The aim is that the addict will gain a greater understanding as to why their addiction has developed, what can trigger it and what changes they need to make in order to move on from this.

The addicts must be open to the idea of discussing their life experiences which can be painful at times. They have to be prepared to be honest and frank about what has happened and open-minded to any suggestions put forward by the counsellor.

Considering counselling?

If you are considering this then you will find that there is likely to be something that happened early on in your life (or later) which triggered a series of actions leading to your addiction. It may be that you had a difficult childhood or underwent a traumatic event and these shaped your personality in a particular way.  This could have resulted in self-destructive or escapist behaviour which led to an addiction.

A counselling session is usually a one-to-one situation which is based upon the ability to listen, encourage, prompt, suggest and empathise. The counsellor is not there to sit in judgement upon your lifestyle but is there to explore the reasons behind your addiction.

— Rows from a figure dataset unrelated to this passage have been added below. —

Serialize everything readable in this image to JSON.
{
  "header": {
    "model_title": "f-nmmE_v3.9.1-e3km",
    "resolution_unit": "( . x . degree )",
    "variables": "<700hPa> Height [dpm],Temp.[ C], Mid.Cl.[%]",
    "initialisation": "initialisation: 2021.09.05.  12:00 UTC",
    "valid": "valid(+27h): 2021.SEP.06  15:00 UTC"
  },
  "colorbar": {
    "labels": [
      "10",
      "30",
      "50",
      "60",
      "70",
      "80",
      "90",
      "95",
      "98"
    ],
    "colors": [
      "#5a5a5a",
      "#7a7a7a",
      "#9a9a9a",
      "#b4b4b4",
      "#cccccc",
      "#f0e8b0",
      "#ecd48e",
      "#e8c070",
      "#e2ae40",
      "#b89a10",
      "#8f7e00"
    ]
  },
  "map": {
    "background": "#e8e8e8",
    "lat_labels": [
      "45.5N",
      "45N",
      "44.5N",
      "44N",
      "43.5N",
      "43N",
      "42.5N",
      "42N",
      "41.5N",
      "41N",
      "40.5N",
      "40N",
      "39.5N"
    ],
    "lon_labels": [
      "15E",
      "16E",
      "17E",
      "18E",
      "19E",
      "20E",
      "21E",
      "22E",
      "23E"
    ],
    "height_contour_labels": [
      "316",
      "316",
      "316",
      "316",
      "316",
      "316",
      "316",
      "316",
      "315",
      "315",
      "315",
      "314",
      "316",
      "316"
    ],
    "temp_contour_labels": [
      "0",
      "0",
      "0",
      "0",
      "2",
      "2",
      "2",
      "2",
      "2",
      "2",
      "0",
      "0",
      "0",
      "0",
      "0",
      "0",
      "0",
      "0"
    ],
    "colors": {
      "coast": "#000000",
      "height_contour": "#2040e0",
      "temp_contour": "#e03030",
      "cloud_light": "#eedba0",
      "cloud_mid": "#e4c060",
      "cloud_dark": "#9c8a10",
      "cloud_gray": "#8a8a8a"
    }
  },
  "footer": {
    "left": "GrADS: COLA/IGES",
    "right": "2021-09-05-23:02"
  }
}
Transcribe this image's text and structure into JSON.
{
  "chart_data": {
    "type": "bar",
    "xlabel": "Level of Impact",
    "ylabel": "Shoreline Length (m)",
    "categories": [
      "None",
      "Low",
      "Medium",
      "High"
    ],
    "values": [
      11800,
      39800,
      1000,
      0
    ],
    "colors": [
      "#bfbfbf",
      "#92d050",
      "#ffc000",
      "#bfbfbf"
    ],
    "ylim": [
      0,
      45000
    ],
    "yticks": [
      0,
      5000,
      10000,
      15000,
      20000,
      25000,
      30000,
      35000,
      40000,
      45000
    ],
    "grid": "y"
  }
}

The counsellor is professionally trained and will use standard models of behaviour when discussing your case. He/she will use a different approach with every addict and confidentiality will be maintained.

This is carried out either at a rehab clinic, counsellor’s office or in unit arranged by social services. Your GP may be able to recommend a counsellor as might your support group or Citizens Advice Bureau.

A session will take place in a relaxed, informal setting and usually lasts for an hour although they can last for up to a couple of hours. You may be fortunate enough to be referred for counselling on the NHS which means you don’t have to pay. In all other cases you will have to pay for private counselling.